The Gypsy Book Peddler

In the summer my children and I run a booth at the Valparaiso farmers’ market, selling felted soap and playing music for passers-by. Early on Tuesday and Saturday mornings, we load the van with our tent, table, drum carder, bags of wool, baskets of soap, and musical instruments, and set up shop in a well-trampled lot near the courthouse square. I love this gypsy life outdoors from early morning till afternoon, greeting friends and meeting strangers, then folding up the tent and silently stealing away.

Needle-felted soap from the Hil-Mar Farm booth at the farmers' market in Valparaiso, Indiana

Alongside the soap I display copies of my novels and colorful postcards of the book covers. I generally sell two or three books a day, and many visitors to my tent take the free postcards, which list the publisher’s website and my book blog.

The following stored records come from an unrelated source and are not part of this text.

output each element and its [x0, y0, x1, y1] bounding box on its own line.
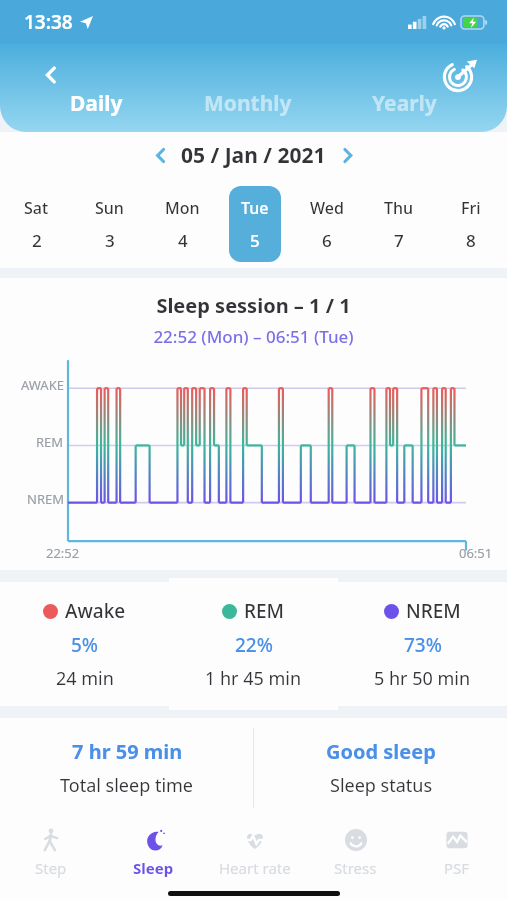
staticText: 8: [466, 229, 476, 252]
staticText: 22:52 (Mon) – 06:51 (Tue): [0, 325, 507, 348]
staticText: Tue: [241, 197, 269, 219]
staticText: 13:38: [24, 9, 73, 35]
button[interactable]: Stress: [305, 818, 406, 886]
staticText: 7 hr 59 min: [72, 738, 183, 765]
staticText: PSF: [444, 858, 470, 878]
staticText: Fri: [461, 197, 481, 219]
button[interactable]: Next day: [332, 140, 362, 170]
button[interactable]: Mon: [156, 186, 209, 262]
button[interactable]: Tue: [229, 186, 281, 262]
staticText: 06:51: [459, 544, 493, 562]
staticText: 6: [322, 229, 332, 252]
staticText: Sleep session – 1 / 1: [0, 292, 507, 319]
staticText: Step: [35, 858, 67, 878]
button[interactable]: Sat: [10, 186, 63, 262]
staticText: NREM: [27, 490, 64, 508]
staticText: 7: [394, 229, 404, 252]
staticText: 5 hr 50 min: [374, 666, 471, 691]
staticText: 24 min: [56, 666, 114, 691]
button[interactable]: Good sleep: [254, 718, 507, 818]
staticText: Mon: [165, 197, 200, 219]
button[interactable]: PSF: [406, 818, 507, 886]
staticText: 05 / Jan / 2021: [181, 141, 326, 170]
button[interactable]: Back: [34, 58, 68, 92]
button[interactable]: Sun: [83, 186, 136, 262]
staticText: 4: [178, 229, 188, 252]
staticText: Yearly: [372, 89, 437, 118]
staticText: Monthly: [204, 89, 292, 118]
staticText: Awake: [65, 598, 126, 624]
staticText: Heart rate: [219, 858, 291, 878]
staticText: Sat: [24, 197, 49, 219]
button[interactable]: Awake: [0, 582, 169, 706]
button[interactable]: Step: [0, 818, 102, 886]
staticText: 22:52: [46, 544, 80, 562]
staticText: Good sleep: [326, 738, 436, 765]
staticText: Stress: [334, 858, 377, 878]
staticText: Wed: [310, 197, 344, 219]
button[interactable]: Monthly: [194, 87, 302, 120]
button[interactable]: Yearly: [362, 87, 447, 120]
staticText: 1 hr 45 min: [205, 666, 302, 691]
staticText: AWAKE: [21, 376, 64, 394]
staticText: NREM: [406, 598, 461, 624]
staticText: 5%: [71, 632, 99, 658]
button[interactable]: Fri: [445, 186, 497, 262]
staticText: Sleep: [133, 858, 174, 878]
button[interactable]: Goal: [439, 54, 481, 96]
staticText: Sun: [95, 197, 124, 219]
button[interactable]: Daily: [60, 87, 133, 120]
staticText: Thu: [384, 197, 414, 219]
button[interactable]: REM: [169, 578, 338, 710]
staticText: Daily: [70, 89, 123, 118]
staticText: REM: [36, 433, 64, 451]
button[interactable]: Sleep: [102, 818, 204, 886]
staticText: Sleep status: [330, 773, 433, 798]
staticText: 2: [32, 229, 42, 252]
button[interactable]: Thu: [373, 186, 425, 262]
button[interactable]: Previous day: [145, 140, 175, 170]
staticText: Total sleep time: [60, 773, 194, 798]
staticText: 5: [250, 229, 260, 252]
button[interactable]: 7 hr 59 min: [0, 718, 253, 818]
staticText: 73%: [404, 632, 442, 658]
staticText: 22%: [235, 632, 273, 658]
staticText: REM: [244, 598, 285, 624]
button[interactable]: NREM: [338, 582, 507, 706]
staticText: 3: [105, 229, 115, 252]
button[interactable]: Heart rate: [204, 818, 305, 886]
button[interactable]: Wed: [301, 186, 353, 262]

Some people seem awed by the fact that an ordinary woman selling soap is also an author.   Others, I suspect, wonder whether I am a “real” author, whatever that means.  But I’m as real as they come.  Like many other writers published by small presses, I am the one most responsible for publicizing my books.  My publishers can only do so much—I need to be actively involved in marketing my wares in a variety of venues.

In 2009 when Crickhollow Books released Plank Road Summer, my sister/co-author Emily and I spent much of the summer at book events in Wisconsin, Illinois, and Indiana. We scheduled most events ourselves by emailing and calling bookstores, libraries, historic sites, and community groups.   The harvest we reaped included not only book sales but also name recognition because of local press releases, feature articles, and Internet posts.    Anyone who Googles “Plank Road Summer” today will find over 27,000 results.

I have not traveled extensively in promoting Kingdom of the Birds.  After all the weekends away during the previous summer, I wanted to enjoy more time with my family.  However, I did manage to sneak in a little book promotion when a video crew showed up at the farmers’ market:

My summer as a gypsy book peddler is nearly over. Next week I return to Chesterton High School, where I have taught English for over twenty years. I used to think that once I was published, I’d be able to quit the day job to write full-time. The truth is that I could make more money selling soap.